Dampak dari tidak adanya penyesuaian tarif listrik selama bertahun-tahun ini adalah membengkaknya beban subsidi dan kompensasi yang harus ditanggung oleh pemerintah. Tri Winarno merinci bahwa subsidi dan kompensasi listrik pada tahun 2023 mencapai angka Rp 123 triliun. Angka ini terus mengalami peningkatan, dengan proyeksi pada tahun berikutnya menjadi Rp 177 triliun, dan pada tahun 2025 kembali naik menjadi Rp 201 triliun.

Untuk tahun berjalan, subsidi listrik telah ditetapkan sebesar Rp 100,83 triliun, sementara kebutuhan kompensasi diproyeksikan mencapai Rp 144 triliun. Hingga April 2026, realisasi pembiayaan untuk subsidi dan kompensasi listrik telah mencapai Rp 59,9 triliun. Rinciannya, Rp 30 triliun dialokasikan untuk subsidi dan Rp 29,9 triliun untuk kompensasi.

Baca Juga :  Kebijakan Ekspor SDA BUMN Disorot Lembaga Rating Internasional

Menyongsong tahun anggaran 2027, pemerintah mengusulkan alokasi anggaran subsidi listrik sebesar Rp 108,43 triliun. Anggaran ini direncanakan untuk mendukung sebanyak 45,91 juta pelanggan yang berhak menerima subsidi. Lebih lanjut, target penjualan listrik bersubsidi diperkirakan akan mencapai 83,6 Terawatt-hour (TWh). Angka ini setara dengan sekitar 24% dari total proyeksi penjualan listrik nasional yang diprediksi mencapai 348,78 TWh.
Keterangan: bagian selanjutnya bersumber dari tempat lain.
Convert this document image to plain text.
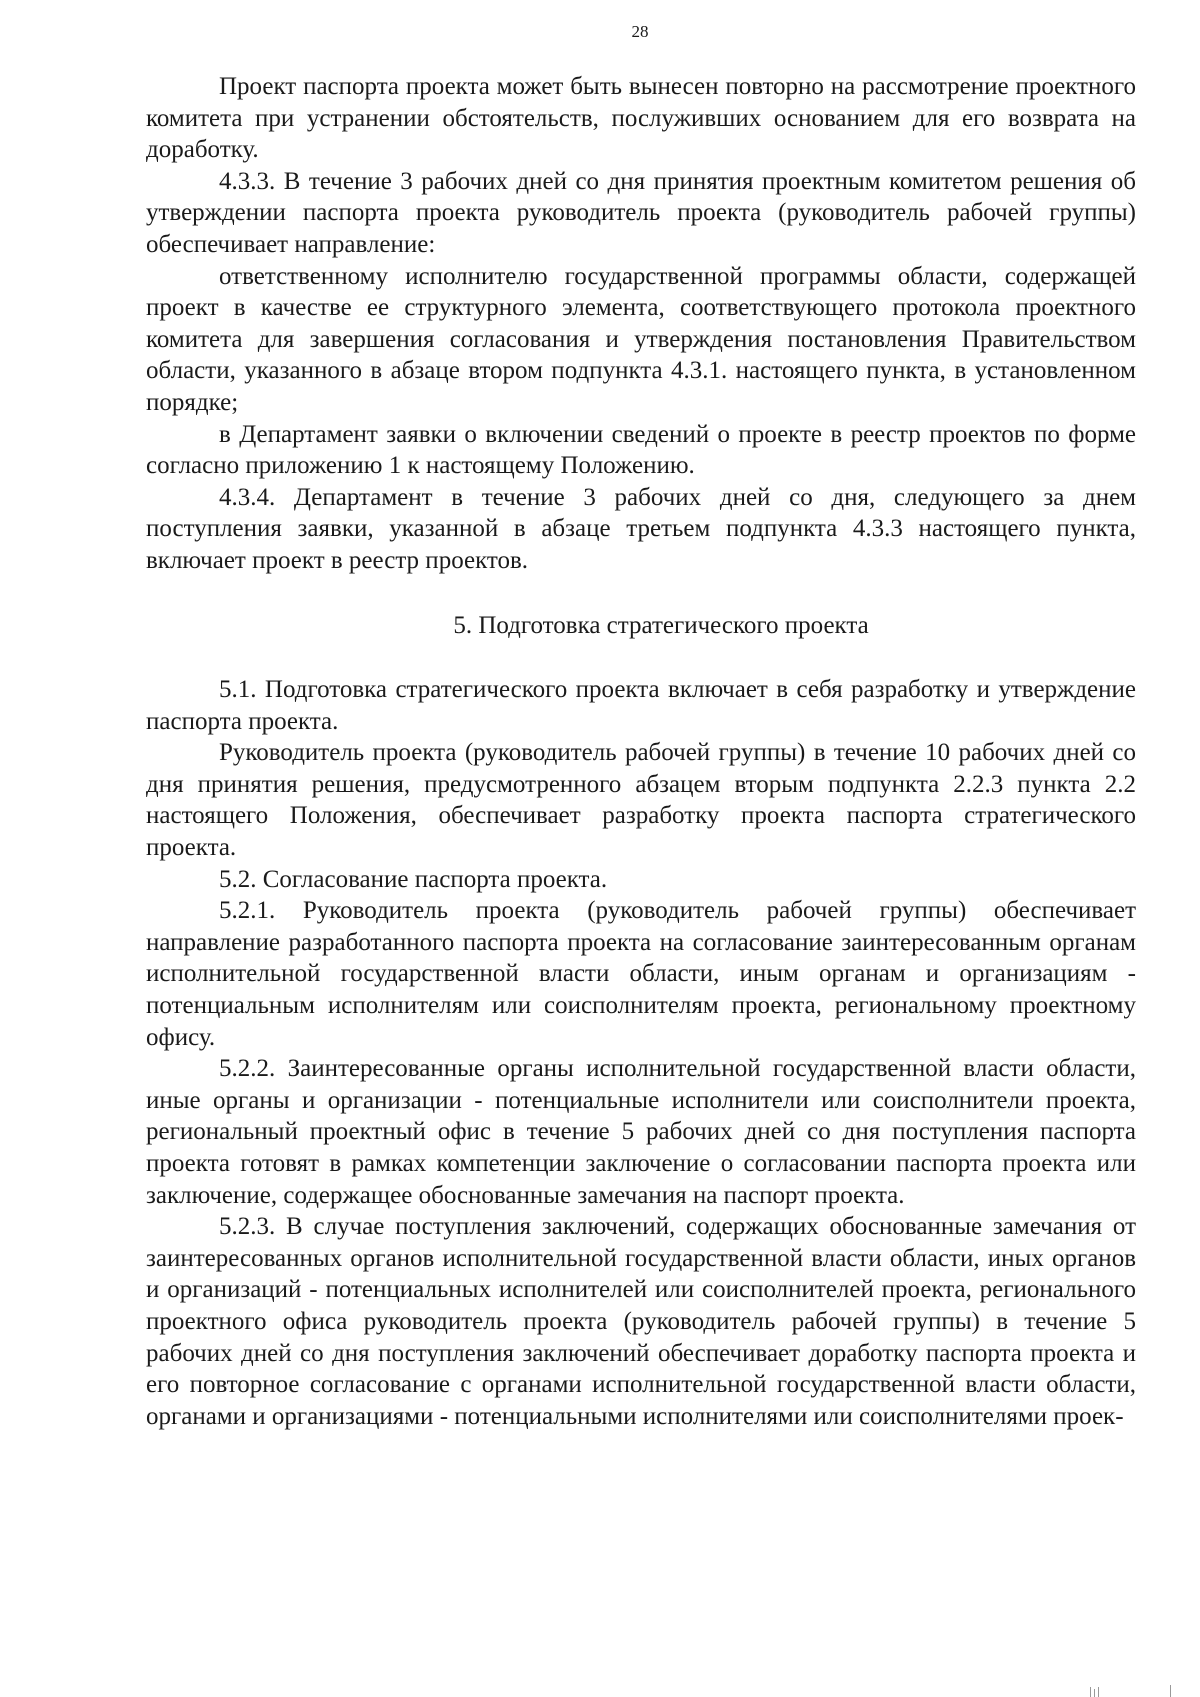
28

Проект паспорта проекта может быть вынесен повторно на рассмотрение проектного комитета при устранении обстоятельств, послуживших основанием для его возврата на доработку.

4.3.3. В течение 3 рабочих дней со дня принятия проектным комитетом решения об утверждении паспорта проекта руководитель проекта (руководитель рабочей группы) обеспечивает направление:

ответственному исполнителю государственной программы области, содержащей проект в качестве ее структурного элемента, соответствующего протокола проектного комитета для завершения согласования и утверждения постановления Правительством области, указанного в абзаце втором подпункта 4.3.1. настоящего пункта, в установленном порядке;

в Департамент заявки о включении сведений о проекте в реестр проектов по форме согласно приложению 1 к настоящему Положению.

4.3.4. Департамент в течение 3 рабочих дней со дня, следующего за днем поступления заявки, указанной в абзаце третьем подпункта 4.3.3 настоящего пункта, включает проект в реестр проектов.

5. Подготовка стратегического проекта

5.1. Подготовка стратегического проекта включает в себя разработку и утверждение паспорта проекта.

Руководитель проекта (руководитель рабочей группы) в течение 10 рабочих дней со дня принятия решения, предусмотренного абзацем вторым подпункта 2.2.3 пункта 2.2 настоящего Положения, обеспечивает разработку проекта паспорта стратегического проекта.

5.2. Согласование паспорта проекта.

5.2.1. Руководитель проекта (руководитель рабочей группы) обеспечивает направление разработанного паспорта проекта на согласование заинтересованным органам исполнительной государственной власти области, иным органам и организациям - потенциальным исполнителям или соисполнителям проекта, региональному проектному офису.

5.2.2. Заинтересованные органы исполнительной государственной власти области, иные органы и организации - потенциальные исполнители или соисполнители проекта, региональный проектный офис в течение 5 рабочих дней со дня поступления паспорта проекта готовят в рамках компетенции заключение о согласовании паспорта проекта или заключение, содержащее обоснованные замечания на паспорт проекта.

5.2.3. В случае поступления заключений, содержащих обоснованные замечания от заинтересованных органов исполнительной государственной власти области, иных органов и организаций - потенциальных исполнителей или соисполнителей проекта, регионального проектного офиса руководитель проекта (руководитель рабочей группы) в течение 5 рабочих дней со дня поступления заключений обеспечивает доработку паспорта проекта и его повторное согласование с органами исполнительной государственной власти области, органами и организациями - потенциальными исполнителями или соисполнителями проек-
Kondisi ini menyoroti tantangan besar yang dihadapi pemerintah dalam menjaga stabilitas tarif listrik sambil terus memberikan dukungan kepada masyarakat melalui skema subsidi. Kenaikan biaya subsidi dan kompensasi yang terus meningkat menunjukkan perlunya evaluasi mendalam terhadap kebijakan subsidi listrik agar lebih tepat sasaran dan berkelanjutan di masa depan. Selain itu, peningkatan efisiensi dalam sektor ketenagalistrikan juga menjadi kunci untuk mengelola beban fiskal negara terkait subsidi energi. Masyarakat pun perlu memahami bahwa tarif yang stabil dalam jangka panjang, meskipun menguntungkan dalam jangka pendek, dapat menimbulkan konsekuensi finansial yang signifikan bagi negara.